Der BF hatte in einer Galerie im „Touristenviertel“ der Stadt XXXX eine Ausstellungsfläche (ein Zimmer innerhalb der Galerie) angemietet, wo er die von ihm gemalten Bilder ausstellte und vor allem an Touristen zum Verkauf anbot, wobei auf den Bildern als Motiv unter anderem Gesichter abgebildet waren, deren Mund mit der kubanischen Nationalflagge verbunden war. Die Polizei warf dem BF in Bezug darauf vor, „Konterrevolution gegen die Regierung“ zu betreiben, weshalb die Polizei Ende November 2018 das vom BF angemietete Zimmer in dieser Galerie schloss und dem BF jene Dokumente wegnahm, die man benötigte, um sich als Künstler ausweisen und Malerei-Bedarf (v.a. Farben) kaufen zu können. Überdies wurden alle Bilder des BF von der Polizei beschlagnahmt.

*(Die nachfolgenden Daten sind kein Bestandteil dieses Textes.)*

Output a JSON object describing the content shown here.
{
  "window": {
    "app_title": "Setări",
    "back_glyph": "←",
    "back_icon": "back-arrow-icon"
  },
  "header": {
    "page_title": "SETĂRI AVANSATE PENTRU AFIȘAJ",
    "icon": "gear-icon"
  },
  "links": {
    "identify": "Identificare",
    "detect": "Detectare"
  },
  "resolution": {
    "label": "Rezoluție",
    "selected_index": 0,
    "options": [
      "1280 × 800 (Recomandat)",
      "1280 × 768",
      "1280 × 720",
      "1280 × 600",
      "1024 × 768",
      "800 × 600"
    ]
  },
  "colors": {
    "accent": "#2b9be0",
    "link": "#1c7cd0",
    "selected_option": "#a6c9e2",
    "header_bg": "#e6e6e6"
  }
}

Der BF wurde für den 01.07.2019 zu einer Einvernahme („entrevista“) vor ein Militärkomitee geladen, wobei die diesbezügliche Ladung an der bisherigen Wohnadresse des BF in XXXX der Mutter des BF zu einem Zeitpunkt ausgehändigt wurde, als der BF bereits aus Kuba ausgereist und schon in Moskau aufhältig gewesen war. Dieser Ladung kam der BF somit nicht nach.

1.3. Maßgebliche Feststellungen zur Lage von Homosexuellen im Herkunftsstaat KUBA:

Auszug aus dem Länderinformationsblatt der Staatendokumentation zu Kuba vom 23.07.2019:

„16.3.Homosexuelle, LGBTI

Das Gesetz verbietet Diskriminierung aufgrund der sexuellen Orientierung bei Beschäftigung, Wohnen, Staatenlosigkeit oder Zugang zu Bildung oder Gesundheitsversorgung, es bezieht sich jedoch nicht auf die Genderidentität, also auf Transgender oder Intersexuelle (USDOS 13.3.2019).

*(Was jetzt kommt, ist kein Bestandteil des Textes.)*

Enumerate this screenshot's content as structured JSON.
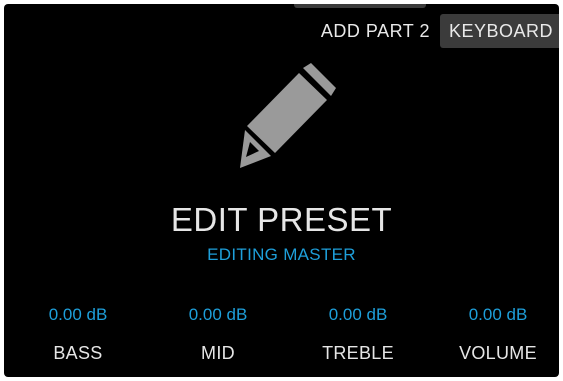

Die Lage der kubanischen Homosexuellen, Bisexuellen und Transgender hat sich nach früherer Verfolgung in den letzten Jahren wesentlich verbessert (AA 5.3.2019; vgl. BS 2019). Dies geschah insbesondere durch das Engagement von Raúl Castros Tochter, Mariela Castro Espín, die das Nationale Institut für Sexualerziehung (CENESEX) leitet. CENESEX hat sich nachdrücklich für diese Personengruppen eingesetzt (FH 4.2.2019; vgl. BS 2019). Die Lobbyarbeit unabhängiger LGBT-Gruppen wird jedoch entweder ignoriert oder aktiv unterdrückt (FH 4.2.2019; vgl. USDOS 13.3.2019). Manche LGBT-Aktivisten und -Aktivistinnen fürchten auch, dass diese Fortschritte nur durch Mariela Castro Espín möglich wurden, die international als liberales Aushängeschild des Regimes dient. Man fürchtet um den Erhalt dieser Errungenschaften, sollte es diesen Schutzschirm einmal nicht mehr geben (GIZ 4.2018).

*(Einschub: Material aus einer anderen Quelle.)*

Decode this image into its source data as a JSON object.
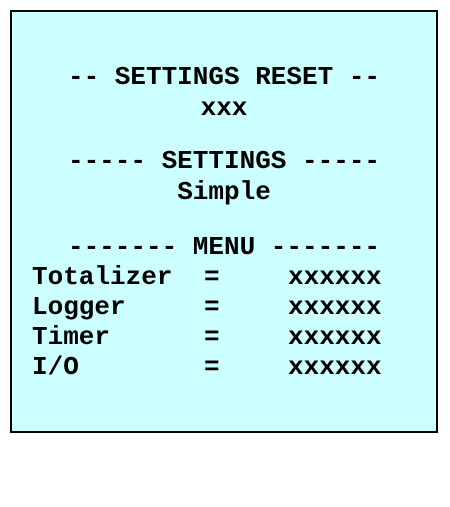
{
  "display": {
    "reset_header": "-- SETTINGS RESET --",
    "reset_value": "xxx",
    "settings_header": "----- SETTINGS -----",
    "settings_value": "Simple",
    "menu_header": "------- MENU -------",
    "menu_items": [
      {
        "label": "Totalizer",
        "sep": "=",
        "value": "xxxxxx"
      },
      {
        "label": "Logger",
        "sep": "=",
        "value": "xxxxxx"
      },
      {
        "label": "Timer",
        "sep": "=",
        "value": "xxxxxx"
      },
      {
        "label": "I/O",
        "sep": "=",
        "value": "xxxxxx"
      }
    ],
    "background_color": "#ccffff",
    "text_color": "#000000"
  }
}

Nach öffentlichen Protesten beschloss die kubanische Regierung Ende 2018, eine Passage aus dem neuen Verfassungsentwurf umzuformulieren, die die Ehe neu definiert hätte und potentiell auch geschlechtliche Paare einbezogen hätte (HRW 17.1.2019).

Quellen:

?        AA – Auswärtiges Amt (5.3.2019): Kuba: Überblick, https://www.auswaertiges-amt.de/de/aussenpolitik/laender/kuba-node/kuba/212206, Zugriff 23.7.2019

?        FH - Freedom House (4.2.2019): Freedom in the World 2019 - Cuba, https://www.ecoi.net/en/document/2008153.html, Zugriff 23.7.2019

?        GIZ – Deutsche Gesellschaft für Internationale Zusammenarbeit (4.2018): Kuba, Gesellschaft, https://www.liportal.de/kuba/gesellschaft/#c17201, Zugriff 23.7.2019

?        HRW – Human Rights Watch (17.1.2019): World Report 2019 - Cuba, https://www.ecoi.net/de/dokument/2002216.html, Zugriff 23.7.2019

?        USDOS – US Department of State (13.3.2019): Country Report on Human Rights Practices 2018 - Cuba, https://www.ecoi.net/en/document/2004193.html, Zugriff 23.7.2019”

2. Beweiswürdigung:

Der Verfahrensgang ergibt sich aus dem unbedenklichen und unzweifelhaften Akteninhalt der vorgelegten Verwaltungsakten des BFA und des vorliegenden Gerichtsaktes des BVwG.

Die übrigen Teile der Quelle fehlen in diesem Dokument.